Chapter 16

194 13 0
                                    


    Hari ini, hari sabtu, hari terakhir sekolah untuk semester 1. Dengan malas, kami mendengarkan Mr. Heinrich-guru Biologi, menjelaskan tentang pembelahan sel. Jam dinding di kelas kami berdetak begitu lamban dan keras. Bunyi detakan jam itu merupakan satu-satunya suara di kelas ini, di samping suara Mr. Heinrich.

    Aku menguap. Sebenarnya aku ingin mengobrol sedikit dengan Anna, namun setiap kali kami mengobrol saat pelajaran biologi, guru itu langsung menegur kami dengan nada yang begitu sedih dan mata berkaca-kaca karena merasa tidak dihargai. Baik Anna maupun aku tidak tega melihatnya seperti itu, sehingga lebih baik diam, walaupun kami bisa tertidur saking bosannya.

    Anna yang biasanya selalu menajamkan telinganya ketika guru berbicara, kini menyobek sebuah lembaran kertas dari bukunya. Ia mengambil pensilnya, lalu menulis sesuatu di atasnya. Kertas itu didorong olehnya ke aku. Aku membacanya, berusaha agar tak terkesan mencurigakan.

    Kamu juga diundang kan ke ulang tahunnya Jenny?

   Diam-diam, aku mengambil pensilku dan membalas pesan itu.

    Iya. Besok kan? Kamu ngasi dia hadiah ga?

  Anna membacanya, lalu tersenyum.

   Iya besok. Aku udah siapin sebuah buku. Yaudah bilang aja itu dari kita berdua.

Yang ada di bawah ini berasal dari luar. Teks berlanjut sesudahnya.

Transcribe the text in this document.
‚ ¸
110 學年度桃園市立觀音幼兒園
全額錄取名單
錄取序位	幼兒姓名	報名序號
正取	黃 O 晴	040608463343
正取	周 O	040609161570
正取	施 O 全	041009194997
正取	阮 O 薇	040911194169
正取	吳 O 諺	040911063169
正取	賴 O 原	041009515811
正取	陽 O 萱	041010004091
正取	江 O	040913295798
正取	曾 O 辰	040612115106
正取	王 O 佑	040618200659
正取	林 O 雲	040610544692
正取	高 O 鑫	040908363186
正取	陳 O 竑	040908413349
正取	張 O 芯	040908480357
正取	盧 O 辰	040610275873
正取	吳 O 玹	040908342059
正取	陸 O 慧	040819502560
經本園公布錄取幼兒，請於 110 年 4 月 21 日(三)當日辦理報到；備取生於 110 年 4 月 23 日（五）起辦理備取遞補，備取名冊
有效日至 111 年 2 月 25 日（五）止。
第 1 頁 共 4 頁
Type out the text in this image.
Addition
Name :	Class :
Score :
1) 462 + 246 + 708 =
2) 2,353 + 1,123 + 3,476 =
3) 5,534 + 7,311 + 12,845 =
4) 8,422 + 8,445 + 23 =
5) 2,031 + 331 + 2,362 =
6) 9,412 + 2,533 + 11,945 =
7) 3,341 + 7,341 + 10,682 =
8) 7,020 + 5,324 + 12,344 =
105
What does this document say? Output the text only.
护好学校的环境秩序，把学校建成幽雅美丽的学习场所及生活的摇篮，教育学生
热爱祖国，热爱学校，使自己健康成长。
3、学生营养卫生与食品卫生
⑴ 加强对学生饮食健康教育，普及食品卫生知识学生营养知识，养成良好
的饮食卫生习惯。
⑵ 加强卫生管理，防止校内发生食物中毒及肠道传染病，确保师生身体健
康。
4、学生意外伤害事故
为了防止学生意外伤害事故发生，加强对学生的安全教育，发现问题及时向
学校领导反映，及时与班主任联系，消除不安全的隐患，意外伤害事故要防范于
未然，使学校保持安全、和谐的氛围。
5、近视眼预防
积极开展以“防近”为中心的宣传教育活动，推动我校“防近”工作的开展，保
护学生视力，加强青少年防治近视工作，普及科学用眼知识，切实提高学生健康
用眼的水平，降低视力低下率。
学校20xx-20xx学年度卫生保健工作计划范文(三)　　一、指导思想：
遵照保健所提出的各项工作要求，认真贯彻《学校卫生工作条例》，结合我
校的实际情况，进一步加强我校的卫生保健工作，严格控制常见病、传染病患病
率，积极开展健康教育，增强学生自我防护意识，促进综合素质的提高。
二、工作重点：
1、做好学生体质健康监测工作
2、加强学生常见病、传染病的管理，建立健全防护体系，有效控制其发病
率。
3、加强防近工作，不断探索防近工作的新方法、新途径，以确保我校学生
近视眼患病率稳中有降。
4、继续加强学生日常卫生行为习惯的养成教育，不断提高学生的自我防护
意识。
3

    Aku tersenyum, mengingat tahun lalu, saat ulang tahun Jenny, aku tak membawa kado, karena kukira budaya itu sudah lepas di usia itu. Ternyata banyak temannya yang lain membawa kado. Perayaan ulang tahun Jenny dulu juga harus kubilang lumayan kekanak-kanakan. Dengan menyanyi bersama, bermain games, dan topi-topian berbentuk kerucut dengan warna-warna meriah, dan balon-balon di setiap sudut ruangannya. Bertolak belakang dengan cara Ella merayakan ulang tahunnya. Tapi jika disuruh memilih, aku lebih memilih datang ke acara ulang tahun semacam milik Jenny daripada Ella.

***

  Aku yang selalu tepat waktu, kini memasuki rumah Jenny tepat pukul 4 sore. Begitu aku masuk, aku mendengar alunan lagu '22' dari Taylor Swift. Aku menyelamati Jenny.

   "Selamat ulang tahun Jenny! Semoga kamu tambah pinter, tambah cantik, semoga kamu panjang umur! Dan juga sehat selalu!" Ucapku sambil memeluk Jenny. Gadis itu terlihat bahagia.

    Sayangnya, Anna belum datang. Dan kadonya dibawa olehnya. Jadinya, aku harus menunggunya terlebih dahulu. Aku pun menyender di pojok ruangan sambil memandangi keadaan sekitar.

    Jenny mengundang semua teman sekelasnya, sepupu-sepupunya, dan beberapa teman sekolah dasarnya. Lagu-lagu yang dimainkan oleh speaker di pojok ruangan itu semua lagu Taylor Swift. Cewek ini sedang demam Taylor Swift. Benar saja, kemarin aku melihatnya memakai baju bercetak wajah penyanyi itu. Tahun ini, jumlah balon di sekitar ruangan berkurang. Dan rupanya aku tak mendapat sebuah topi kerucut berglitter lagi. Jenny berevolusi, pikirku sambil tersenyum.

    Tiba-tiba, seseorang menepuk bahuku. Tanpa mendengar suaranya, aku sudah dapat menebak siapa orang itu.

    "Heyyyy, kok senyum-senyum sendiri sih?" Sven menatapku sambil nyengir. Ia membawa dua buah gelas plastik berisi minuman.

    "Daripada aku cemberut." Sahutku setelah beberapa saat.

    "Wow tumben ga keras." Sven meneguk minumannya. "Oya, kamu mau nih? Sprite?" Ujarnya sambil menawarkanku gelas yang lagi satu. Gelas itu masih penuh.

    Aku mengintip ke dalam gelas itu. "Kamu ga isiin apa-apa kan?" Tanyaku curiga. Semenjak kerja kelompok itu, aku lebih akrab dengannya. Aku juga harus melupakan tindakan bodohnya yang mencoba menciumku tahun lalu. Dia hanya kelewat suka saat itu. Dia bukan seperti Roby, yang kelewat berengsek.